From: John Gay (johngay at domain eircom.net)
Date: Sat 27 Jul 2002 - 18:01:14 IST
On Sat 27 Jul 2002 01:57, you wrote:
> On Fri, Jul 26, 2002 at 11:24:30PM +0100, John Gay wrote:
> > A while ago I asked what other packages I should optomize for Pentium.
> > One person answered GlibC. This got me thinking about GCC itself, so I
> > asked on another list and got a few answers, most were "don't even think
> > about it" but a few suggested GCC and one pointed me to Linux From
> > Scratch.
> or more specifically, what do you mean? on one hand you can optimise
> how gcc is compiled. all that will do is make it generate the exact
> same code just a smidge faster. and since gcc is such a memory pig,
> you'd do better to buy more ram to up your fs cache hits and to keep
> gcc's heap out of swap.
To explain what I mean:
According to the PGCC site, GCC by itself is not very good at taking
advantage of the pipelining features introduced with the Pentium family. The
PGCC patches are supposed to make GCC generate tighter code, but your point
about compiler bugs is well taken. This is why I am taking things slow and
looking into these things. As Isaid, the PGCC site does not seem to have been
updated in at least a year or more?!? I am also looking into GCC itself. Now
that the 3.1. series is out, it might be better than when the PGCC patches
were written. The bottom line is, Pentiums have better instruction sets than
the original 386 instructions that they still support. The Pentium also
started introducing pipelining so properly generated code can be upto 30%
faster than equivulent code that performs the same function! As for why
optimise GCC if it will only produce that same code only slightly faster? The
speed is based on a percentage of the total compile time. The first time I
compiled the qt libs, with only 16M and a LOT of swap, it took over 48 hours.
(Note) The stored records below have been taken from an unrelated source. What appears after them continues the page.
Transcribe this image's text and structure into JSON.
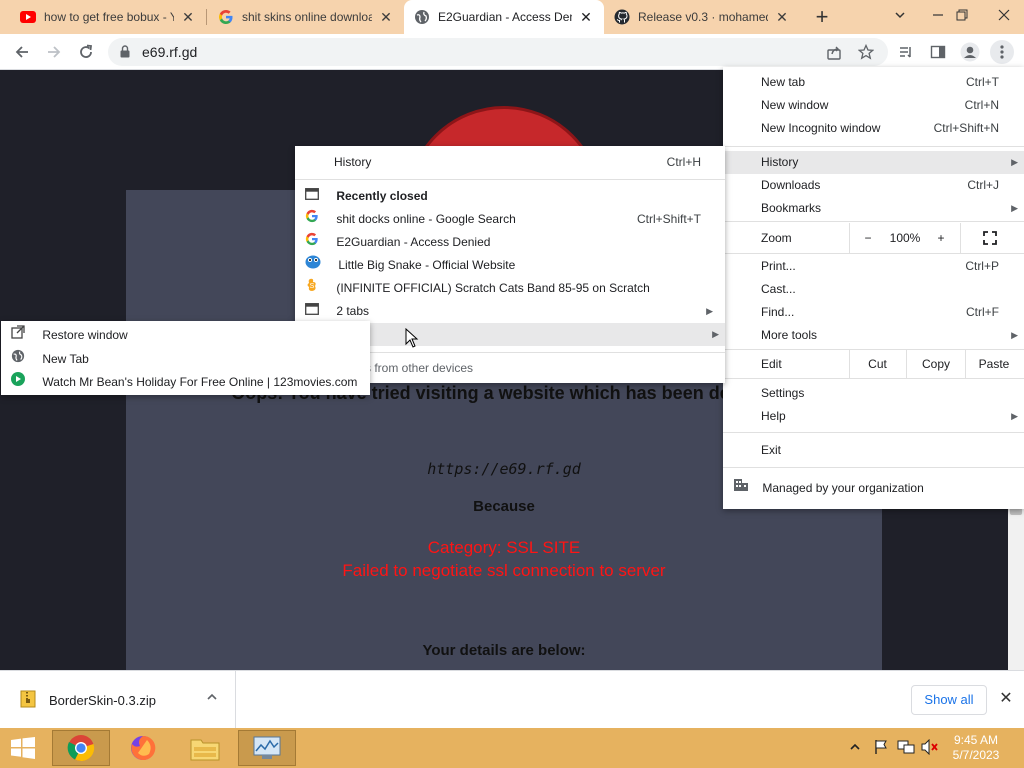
{
  "tabs": [
    {
      "title": "how to get free bobux - Y",
      "icon": "youtube-icon"
    },
    {
      "title": "shit skins online downloa",
      "icon": "google-icon"
    },
    {
      "title": "E2Guardian - Access Den",
      "icon": "globe-icon"
    },
    {
      "title": "Release v0.3 · mohamed",
      "icon": "github-icon"
    }
  ],
  "toolbar": {
    "url": "e69.rf.gd"
  },
  "page": {
    "oops_line": "Oops! You have tried visiting a website which has been deemed",
    "blocked_url": "https://e69.rf.gd",
    "because": "Because",
    "category": "Category: SSL SITE",
    "reason": "Failed to negotiate ssl connection to server",
    "details": "Your details are below:"
  },
  "chrome_menu": {
    "new_tab": {
      "label": "New tab",
      "shortcut": "Ctrl+T"
    },
    "new_window": {
      "label": "New window",
      "shortcut": "Ctrl+N"
    },
    "incognito": {
      "label": "New Incognito window",
      "shortcut": "Ctrl+Shift+N"
    },
    "history": {
      "label": "History"
    },
    "downloads": {
      "label": "Downloads",
      "shortcut": "Ctrl+J"
    },
    "bookmarks": {
      "label": "Bookmarks"
    },
    "zoom": {
      "label": "Zoom",
      "minus": "−",
      "value": "100%",
      "plus": "+"
    },
    "print": {
      "label": "Print...",
      "shortcut": "Ctrl+P"
    },
    "cast": {
      "label": "Cast..."
    },
    "find": {
      "label": "Find...",
      "shortcut": "Ctrl+F"
    },
    "more_tools": {
      "label": "More tools"
    },
    "edit": {
      "label": "Edit",
      "cut": "Cut",
      "copy": "Copy",
      "paste": "Paste"
    },
    "settings": {
      "label": "Settings"
    },
    "help": {
      "label": "Help"
    },
    "exit": {
      "label": "Exit"
    },
    "managed": {
      "label": "Managed by your organization"
    }
  },
  "history_menu": {
    "history": {
      "label": "History",
      "shortcut": "Ctrl+H"
    },
    "recently_closed": "Recently closed",
    "items": [
      {
        "label": "shit docks online - Google Search",
        "shortcut": "Ctrl+Shift+T",
        "icon": "google-icon"
      },
      {
        "label": "E2Guardian - Access Denied",
        "shortcut": "",
        "icon": "google-icon"
      },
      {
        "label": "Little Big Snake - Official Website",
        "shortcut": "",
        "icon": "snake-icon"
      },
      {
        "label": "(INFINITE OFFICIAL) Scratch Cats Band 85-95 on Scratch",
        "shortcut": "",
        "icon": "scratch-icon"
      }
    ],
    "two_tabs": "2 tabs",
    "other_devices": "s from other devices"
  },
  "window_submenu": {
    "items": [
      {
        "label": "Restore window",
        "icon": "restore-icon"
      },
      {
        "label": "New Tab",
        "icon": "globe-icon"
      },
      {
        "label": "Watch Mr Bean's Holiday For Free Online | 123movies.com",
        "icon": "play-icon"
      }
    ]
  },
  "download": {
    "filename": "BorderSkin-0.3.zip",
    "show_all": "Show all"
  },
  "taskbar": {
    "time": "9:45 AM",
    "date": "5/7/2023"
  }
}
I've now got 128M in the box but at 200Mhz any increase, distributed over
such a long compile is still considerable.
> on the other side you can look into patches to gcc that affect it's
> code generation. um, ok, but keep in mind that compiler errors suck.
> i can't express that enough. compilers should just work. perfectly.
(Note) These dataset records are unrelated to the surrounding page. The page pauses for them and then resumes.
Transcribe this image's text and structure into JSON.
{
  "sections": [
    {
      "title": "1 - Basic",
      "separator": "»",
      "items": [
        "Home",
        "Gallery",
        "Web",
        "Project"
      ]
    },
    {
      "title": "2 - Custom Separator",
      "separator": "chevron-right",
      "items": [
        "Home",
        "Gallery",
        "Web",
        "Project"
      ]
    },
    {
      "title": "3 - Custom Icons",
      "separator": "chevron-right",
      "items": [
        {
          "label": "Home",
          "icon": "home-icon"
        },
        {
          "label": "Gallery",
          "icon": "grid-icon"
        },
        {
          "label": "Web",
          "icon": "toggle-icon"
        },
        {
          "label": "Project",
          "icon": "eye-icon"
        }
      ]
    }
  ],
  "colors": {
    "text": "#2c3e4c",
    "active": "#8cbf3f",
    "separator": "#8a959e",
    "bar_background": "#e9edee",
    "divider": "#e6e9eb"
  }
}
> always. doing anything that might affect that is, in my opinion, insane.
> they're hard to trace and you'd better have a deep knowledge of what's
> going on to either report bugs to the patch developers or to fix it
> yourself. plus my understanding is that gcc would need major changes
> to get large speed boosts on x86 chips.
My understanding, and I've followed the development of the Intel family since
the 8080, each generation since the 386 has introduced better and faster
The 486 introduced I.E.E.E floating point instructions by incorporating an
FPU on board. The first few generations were flaky, so Intel disabled the
dodgy ones and sold then as 486SX, I.E. without the FPU. Later generations
were better, this is why you only find slow 486SX's ;-) Therefore 486's, with
working FPU's can calculate floats faster than 386's, but you must generate
the proper codes to take advantage of this.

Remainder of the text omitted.